When it comes to solving problems, we all know that two heads are better than one. Two brains puzzling over an issue are often going to generate two times the number of solutions.
What if we took this idea and applied it on a larger scale? Do you think your business could benefit from the collective ideas gleaned from individuals at other companies? What if you had access to a group of people who are committed to improving their businesses together?
A common trait found in highly successful people is their belief in the power of working with, and engaging in, small groups. They form partnerships that are intentionally designed to navigate through issues using the collaborative intelligence of others. Successful leaders know that relationships and connections with others can spur great changes. They see the sharing of knowledge and opinions as an opportunity to challenge themselves and their peers.
A few notable individuals who have been part of small, powerful, partnered groups include Henry Ford, Thomas Edison, and Walt Disney. These pioneers understood that large-scale transformations often begin with small-scale collaboration. A small group can be an agent for individual and organizational change when people are willing to invest themselves in positive outcomes.

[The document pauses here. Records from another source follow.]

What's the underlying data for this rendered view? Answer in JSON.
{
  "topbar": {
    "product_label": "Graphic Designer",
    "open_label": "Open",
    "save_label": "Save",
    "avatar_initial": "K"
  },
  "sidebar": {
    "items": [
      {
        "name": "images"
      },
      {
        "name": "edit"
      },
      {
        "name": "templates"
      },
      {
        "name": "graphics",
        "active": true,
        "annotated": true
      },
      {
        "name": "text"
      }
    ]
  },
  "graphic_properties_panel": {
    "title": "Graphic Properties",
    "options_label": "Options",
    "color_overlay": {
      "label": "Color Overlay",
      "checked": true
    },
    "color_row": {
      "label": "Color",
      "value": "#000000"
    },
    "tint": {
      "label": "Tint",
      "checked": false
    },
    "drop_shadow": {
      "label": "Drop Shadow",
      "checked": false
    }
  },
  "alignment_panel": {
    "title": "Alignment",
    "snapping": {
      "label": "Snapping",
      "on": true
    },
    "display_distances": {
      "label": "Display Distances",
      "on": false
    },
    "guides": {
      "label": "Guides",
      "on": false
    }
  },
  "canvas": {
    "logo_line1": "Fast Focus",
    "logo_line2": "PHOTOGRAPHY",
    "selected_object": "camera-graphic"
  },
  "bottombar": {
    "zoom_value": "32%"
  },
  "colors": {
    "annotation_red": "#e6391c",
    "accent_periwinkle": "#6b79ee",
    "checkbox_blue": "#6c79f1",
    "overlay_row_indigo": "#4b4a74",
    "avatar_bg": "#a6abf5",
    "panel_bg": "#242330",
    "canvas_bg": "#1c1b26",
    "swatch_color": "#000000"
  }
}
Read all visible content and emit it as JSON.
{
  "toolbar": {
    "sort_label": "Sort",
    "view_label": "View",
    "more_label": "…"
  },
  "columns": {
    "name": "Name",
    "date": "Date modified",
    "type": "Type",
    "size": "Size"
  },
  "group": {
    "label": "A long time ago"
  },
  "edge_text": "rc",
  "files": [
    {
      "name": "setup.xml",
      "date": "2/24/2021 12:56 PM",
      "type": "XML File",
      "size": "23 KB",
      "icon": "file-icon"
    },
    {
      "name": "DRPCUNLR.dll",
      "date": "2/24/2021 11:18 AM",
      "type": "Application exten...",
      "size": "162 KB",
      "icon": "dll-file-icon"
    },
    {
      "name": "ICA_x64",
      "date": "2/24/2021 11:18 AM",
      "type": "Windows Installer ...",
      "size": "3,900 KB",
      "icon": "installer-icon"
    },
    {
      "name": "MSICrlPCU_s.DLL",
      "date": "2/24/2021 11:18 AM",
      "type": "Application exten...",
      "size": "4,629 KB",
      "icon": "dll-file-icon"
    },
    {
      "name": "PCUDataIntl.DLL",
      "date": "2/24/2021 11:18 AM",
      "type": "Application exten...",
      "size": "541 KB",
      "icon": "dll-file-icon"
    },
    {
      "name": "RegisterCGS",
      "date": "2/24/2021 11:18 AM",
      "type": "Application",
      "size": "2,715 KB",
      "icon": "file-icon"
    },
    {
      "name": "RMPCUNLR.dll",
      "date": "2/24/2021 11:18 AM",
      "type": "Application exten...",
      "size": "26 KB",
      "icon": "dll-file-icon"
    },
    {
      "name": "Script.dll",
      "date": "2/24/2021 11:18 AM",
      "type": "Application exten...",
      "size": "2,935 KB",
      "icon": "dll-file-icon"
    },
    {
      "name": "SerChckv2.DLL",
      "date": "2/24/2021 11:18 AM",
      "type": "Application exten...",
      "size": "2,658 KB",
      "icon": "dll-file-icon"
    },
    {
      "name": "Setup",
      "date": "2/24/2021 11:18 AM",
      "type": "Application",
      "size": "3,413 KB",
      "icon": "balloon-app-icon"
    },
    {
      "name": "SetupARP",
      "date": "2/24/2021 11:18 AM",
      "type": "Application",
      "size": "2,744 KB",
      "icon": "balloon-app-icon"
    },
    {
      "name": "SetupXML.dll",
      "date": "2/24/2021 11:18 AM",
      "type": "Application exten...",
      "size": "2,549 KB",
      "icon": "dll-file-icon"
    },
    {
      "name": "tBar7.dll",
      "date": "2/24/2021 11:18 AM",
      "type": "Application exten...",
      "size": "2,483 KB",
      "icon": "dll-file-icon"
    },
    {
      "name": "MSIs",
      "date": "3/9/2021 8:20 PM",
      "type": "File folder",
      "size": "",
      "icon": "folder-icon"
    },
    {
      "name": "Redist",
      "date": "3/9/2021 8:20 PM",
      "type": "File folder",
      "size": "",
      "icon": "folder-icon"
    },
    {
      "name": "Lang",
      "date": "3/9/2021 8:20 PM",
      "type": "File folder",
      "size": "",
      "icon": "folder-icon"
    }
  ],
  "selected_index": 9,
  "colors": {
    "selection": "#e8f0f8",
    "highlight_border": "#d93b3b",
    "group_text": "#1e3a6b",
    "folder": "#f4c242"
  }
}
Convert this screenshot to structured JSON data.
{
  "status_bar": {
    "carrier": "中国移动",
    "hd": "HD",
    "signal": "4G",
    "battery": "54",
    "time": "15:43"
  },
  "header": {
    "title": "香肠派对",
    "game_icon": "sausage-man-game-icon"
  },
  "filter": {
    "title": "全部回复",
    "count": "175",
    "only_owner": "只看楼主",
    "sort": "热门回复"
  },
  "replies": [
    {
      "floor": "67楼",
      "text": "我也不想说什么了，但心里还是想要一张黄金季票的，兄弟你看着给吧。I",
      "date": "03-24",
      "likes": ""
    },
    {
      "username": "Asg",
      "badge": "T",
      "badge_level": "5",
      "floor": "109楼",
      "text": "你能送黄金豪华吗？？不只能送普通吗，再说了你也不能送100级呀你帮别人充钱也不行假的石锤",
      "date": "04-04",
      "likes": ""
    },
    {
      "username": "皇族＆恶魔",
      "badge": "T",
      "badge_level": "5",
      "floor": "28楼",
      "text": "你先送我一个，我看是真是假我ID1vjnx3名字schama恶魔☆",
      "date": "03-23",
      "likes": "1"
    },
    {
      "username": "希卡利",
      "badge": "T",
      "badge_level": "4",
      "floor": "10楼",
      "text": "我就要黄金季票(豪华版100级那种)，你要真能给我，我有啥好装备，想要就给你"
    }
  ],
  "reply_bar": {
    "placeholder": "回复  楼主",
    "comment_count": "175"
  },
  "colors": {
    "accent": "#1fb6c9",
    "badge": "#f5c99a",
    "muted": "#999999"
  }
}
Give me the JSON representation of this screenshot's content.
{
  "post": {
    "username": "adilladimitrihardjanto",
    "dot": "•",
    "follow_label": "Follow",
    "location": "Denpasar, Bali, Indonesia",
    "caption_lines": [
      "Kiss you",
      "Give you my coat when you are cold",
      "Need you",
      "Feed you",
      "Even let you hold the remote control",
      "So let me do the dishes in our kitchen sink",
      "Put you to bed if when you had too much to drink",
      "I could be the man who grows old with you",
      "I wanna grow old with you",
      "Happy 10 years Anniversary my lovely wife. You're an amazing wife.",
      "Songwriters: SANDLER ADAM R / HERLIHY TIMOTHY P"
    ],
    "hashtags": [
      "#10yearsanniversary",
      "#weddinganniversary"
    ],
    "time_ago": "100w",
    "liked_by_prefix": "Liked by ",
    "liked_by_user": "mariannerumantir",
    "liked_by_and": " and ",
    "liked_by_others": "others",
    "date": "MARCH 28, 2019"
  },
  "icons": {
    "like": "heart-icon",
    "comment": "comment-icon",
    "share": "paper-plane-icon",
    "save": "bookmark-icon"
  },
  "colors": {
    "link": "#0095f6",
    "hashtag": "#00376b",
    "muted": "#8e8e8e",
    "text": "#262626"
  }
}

Investing your time and energy toward a common goal and purpose with trusted comrades will always impact your development as a leader. You can then, in turn, help develop those around you.
Forming a group or partnership requires careful consideration. Follow these steps to find the right mix of people:
- Identify 5-7 people who you respect and aspire to be like. Look for people whose values align with your own. Make sure these people aren’t your mirror image– look for those with complementary skills. Think about members within a professional group you belong to; consider people you see as leaders within your community.
- Be open and honest as you explain your motivation and desire to grow as a leader; explain how you’d like them to join a small, like-minded group. The partnership should be mutually beneficial for all involved. Motivations may differ, but all parties must benefit if the group is going to last.
- Set group expectations early. People will enjoy participating in the group more if they feel all members contribute equally. Explore the possibilities within the group while seeking to give of yourself to others.
An ideal partnership or group meets regularly via phone, Skype, or in-person gatherings. Your focus should be to work on issues and hold each other accountable to goals that have been set. Members are there to advise, support each other, share wisdom and ideas, solve challenges, and create new opportunities.
This connection with like-minded, growth-oriented individuals creates a collective roadmap toward success for members. If you’re not in the same industry as those within your small group, don’t worry– getting insights from people who aren’t part of your day-to-day business can provide new and unexpected ideas.
Once connected with a group, you’ll no longer have the feeling of being alone in running your business; you’ll be continually working alongside others who experience similar challenges and successes in their daily lives. You’ll also be exponentially expanding your network through the connections of everyone within the group, which will help you to build your own intentional community over time.
Staying motivated toward achieving your goals can sometimes be difficult on your own. With the help of others, you’ll find you have renewed energy and motivation. Plus, it’s a lot harder to make excuses for not hitting goals within a group of trusted allies where accountability is a top priority. You’ll expand your beliefs about what your organization is capable of and have the potential to achieve your goals more quickly.
To be effective in your group, it’s important to tell the truth and be open to receiving observations from others. For example, in my own small group, I’ve had others tell me that I’m thinking too small. I’ve been told I’m over-committing myself; I’ve also heard that I’m spending too much time in the business rather than on the business. Sometimes shared observations can be hard to hear, but I urge you to try. The gains to be had for your business through collaboration are worth the effort.